Die Herstellung von Exponaten in hauseigenen Werkstätten stand von der ersten Dresdener Ausstellung ihrer Art 1903 bis zur Umwandlung des ehemaligen DDR-Museums in eine Stiftung am Ende der 1990er Jahre im Zentrum der Tätigkeit des Deutschen Hygiene-Museums. Anders als in klassischen Museen und im Gegensatz zu seinem heutigen Selbstverständnis als öffentliches Forum für Wissenschaft, Kultur und Gesellschaft wurden die Exponate in verschiedenen Medien und für diverse Abnehmer auch als warenförmige Lehrmittel vertrieben. Dem Museum gelang es, sich mit der Entwicklung solcher innovativer Visualisierungsstrategien und Vertriebsstrukturen zu professionalisieren und ein Massenpublikum zu erreichen.

Das Forschungsprojekt untersucht alle diese Wechselbeziehungen zwischen Museumsobjekten, Wissensgeschichte, Bildung und Politik. Die Ausstellungen, Exponate und Lehrmittel werden als Grenzobjekte (boundary objects) aus verschiedenen Interessen und Belangen verstanden, die zu einer Ressource für das Museum in seinen Austauschbeziehungen zwischen Wissenschaft, Politik und Öffentlichkeit wurden.

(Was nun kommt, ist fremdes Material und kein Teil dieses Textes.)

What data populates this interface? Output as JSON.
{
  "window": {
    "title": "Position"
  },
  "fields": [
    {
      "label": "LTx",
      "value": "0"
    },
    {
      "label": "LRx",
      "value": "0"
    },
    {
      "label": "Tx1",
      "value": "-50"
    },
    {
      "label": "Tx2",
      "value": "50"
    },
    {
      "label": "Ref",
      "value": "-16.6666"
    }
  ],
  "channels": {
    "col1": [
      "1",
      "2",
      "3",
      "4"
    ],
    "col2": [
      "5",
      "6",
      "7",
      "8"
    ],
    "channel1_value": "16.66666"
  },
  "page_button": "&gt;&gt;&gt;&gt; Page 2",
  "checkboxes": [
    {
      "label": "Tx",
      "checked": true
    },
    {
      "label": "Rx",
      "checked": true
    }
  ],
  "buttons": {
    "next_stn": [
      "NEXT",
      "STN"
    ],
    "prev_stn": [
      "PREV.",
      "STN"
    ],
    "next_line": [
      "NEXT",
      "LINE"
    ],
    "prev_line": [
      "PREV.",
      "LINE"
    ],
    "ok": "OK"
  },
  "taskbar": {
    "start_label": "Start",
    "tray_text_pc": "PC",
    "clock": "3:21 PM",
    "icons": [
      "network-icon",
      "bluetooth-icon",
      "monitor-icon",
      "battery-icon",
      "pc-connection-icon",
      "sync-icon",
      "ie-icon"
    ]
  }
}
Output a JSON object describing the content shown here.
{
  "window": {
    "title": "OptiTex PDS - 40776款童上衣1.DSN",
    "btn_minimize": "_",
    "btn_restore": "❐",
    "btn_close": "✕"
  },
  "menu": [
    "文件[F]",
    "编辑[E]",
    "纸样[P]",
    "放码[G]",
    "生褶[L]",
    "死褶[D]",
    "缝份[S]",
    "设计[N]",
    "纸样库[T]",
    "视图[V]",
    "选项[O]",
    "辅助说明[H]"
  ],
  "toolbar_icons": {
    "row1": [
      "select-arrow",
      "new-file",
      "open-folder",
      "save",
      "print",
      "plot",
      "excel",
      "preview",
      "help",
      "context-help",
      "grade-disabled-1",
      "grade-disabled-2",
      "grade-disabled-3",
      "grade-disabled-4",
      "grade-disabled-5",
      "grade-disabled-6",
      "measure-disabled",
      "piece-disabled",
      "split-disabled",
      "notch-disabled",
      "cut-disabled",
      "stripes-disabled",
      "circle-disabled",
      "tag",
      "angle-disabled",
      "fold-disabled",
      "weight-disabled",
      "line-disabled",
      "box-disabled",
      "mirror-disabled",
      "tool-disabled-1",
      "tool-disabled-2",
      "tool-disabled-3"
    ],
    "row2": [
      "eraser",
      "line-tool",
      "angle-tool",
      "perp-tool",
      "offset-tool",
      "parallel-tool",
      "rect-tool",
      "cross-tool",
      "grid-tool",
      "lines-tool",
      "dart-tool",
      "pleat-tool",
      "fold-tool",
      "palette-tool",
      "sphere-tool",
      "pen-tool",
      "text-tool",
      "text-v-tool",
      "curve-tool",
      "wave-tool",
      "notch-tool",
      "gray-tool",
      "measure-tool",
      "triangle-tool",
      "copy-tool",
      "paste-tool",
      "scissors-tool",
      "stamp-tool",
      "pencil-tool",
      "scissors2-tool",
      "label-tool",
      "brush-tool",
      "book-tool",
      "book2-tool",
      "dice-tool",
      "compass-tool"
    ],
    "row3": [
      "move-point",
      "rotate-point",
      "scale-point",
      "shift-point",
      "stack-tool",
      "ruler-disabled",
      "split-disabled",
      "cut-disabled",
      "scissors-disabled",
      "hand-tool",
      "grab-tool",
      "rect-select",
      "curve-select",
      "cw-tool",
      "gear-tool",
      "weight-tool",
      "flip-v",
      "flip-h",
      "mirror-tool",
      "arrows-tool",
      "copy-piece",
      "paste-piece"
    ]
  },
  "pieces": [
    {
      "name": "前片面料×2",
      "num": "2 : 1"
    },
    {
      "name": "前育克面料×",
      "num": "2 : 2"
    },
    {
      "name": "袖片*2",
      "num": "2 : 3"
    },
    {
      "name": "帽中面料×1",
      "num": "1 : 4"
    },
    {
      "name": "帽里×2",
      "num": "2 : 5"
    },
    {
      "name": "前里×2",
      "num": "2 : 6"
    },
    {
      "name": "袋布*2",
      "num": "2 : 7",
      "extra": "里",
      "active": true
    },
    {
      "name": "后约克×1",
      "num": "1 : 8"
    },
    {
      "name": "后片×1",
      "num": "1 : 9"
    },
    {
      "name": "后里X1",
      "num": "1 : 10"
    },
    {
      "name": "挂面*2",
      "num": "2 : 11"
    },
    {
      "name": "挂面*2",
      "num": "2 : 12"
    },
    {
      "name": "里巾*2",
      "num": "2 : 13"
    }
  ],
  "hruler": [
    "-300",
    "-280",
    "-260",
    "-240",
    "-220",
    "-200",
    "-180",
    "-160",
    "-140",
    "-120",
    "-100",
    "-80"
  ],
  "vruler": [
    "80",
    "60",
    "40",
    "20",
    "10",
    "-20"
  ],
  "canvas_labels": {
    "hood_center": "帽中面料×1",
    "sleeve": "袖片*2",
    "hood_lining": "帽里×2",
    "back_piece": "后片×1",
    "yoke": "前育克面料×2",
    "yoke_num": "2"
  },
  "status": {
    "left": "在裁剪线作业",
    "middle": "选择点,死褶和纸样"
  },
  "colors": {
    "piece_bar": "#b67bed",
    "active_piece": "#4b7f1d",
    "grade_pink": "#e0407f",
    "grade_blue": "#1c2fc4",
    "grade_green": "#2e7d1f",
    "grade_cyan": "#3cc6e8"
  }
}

Ihre Besonderheit besteht darin, dass es sich um Wissensobjekte (objects of knowledge) handelt, die nicht nur Wissen, Praktiken und Erkenntnisse verkörpern, sondern gleichzeitig das Medium ihrer Vermittlung darstellen. Die Exponate erscheinen als komplexe Kulturprodukte, in die neben wissenschaftliche, kognitive, materielle und apparative Ressourcen auch ästhetische und didaktische Überlegungen eingegangen sind. Über die 100jährige Hausgeschichte hinaus kann damit beispielhaft nachvollzogen werden, welchen Anteil die von Dresden ausgehende Gesundheitsaufklärung für das neue Selbstverständnis des Körpers im 20. Jahrhundert hatte und auf welchen multimedialen Wegen dieses Wissen vermittelt wurde.

Anhand einer systematischen Aufarbeitung und Analyse des historischen Bestands sollen Kontinuitäten und Brüche in der Produktion von Ausstellungen, exklusiven Schlüsselexponaten und Lehrmitteln für den Massenmarkt sowie in seiner Öffentlichkeitsarbeit im Detail rekonstruiert werden. Zur Analyse der objektzentrierten Vermittlungsform werden neuere Methoden aus der Museums- und Bildungsforschung, Technik-, Medizin- und Wissenschaftsgeschichte sowie Medien-, Sozial- und Kulturgeschichte angewendet und miteinander kombiniert. Erstmals werden unter anderem auch die Unterrichtssammlungen zur nationalsozialistischen Bevölkerungspolitik gesichtet, die Aufschluss über die Rolle des Museums in der Ausbildung von Gesundheitslehrern im Nationalsozialismus geben können. Durch die enge Kooperation zwischen Universität, Forschungseinrichtung und Museum wird das kulturelle Erbe, das in den Dresdener Objekten lagert, wieder öffentlich zugänglich und für heutige Fragen der Wissensvermittlung nutzbar gemacht.

Das Forschungsprojekt wird von PD Dr. Sybilla Nikolow geleitet und in Kooperation mit Prof. Dr. Hans-Jörg Rheinberger und Prof. Klaus Vogel durchgeführt.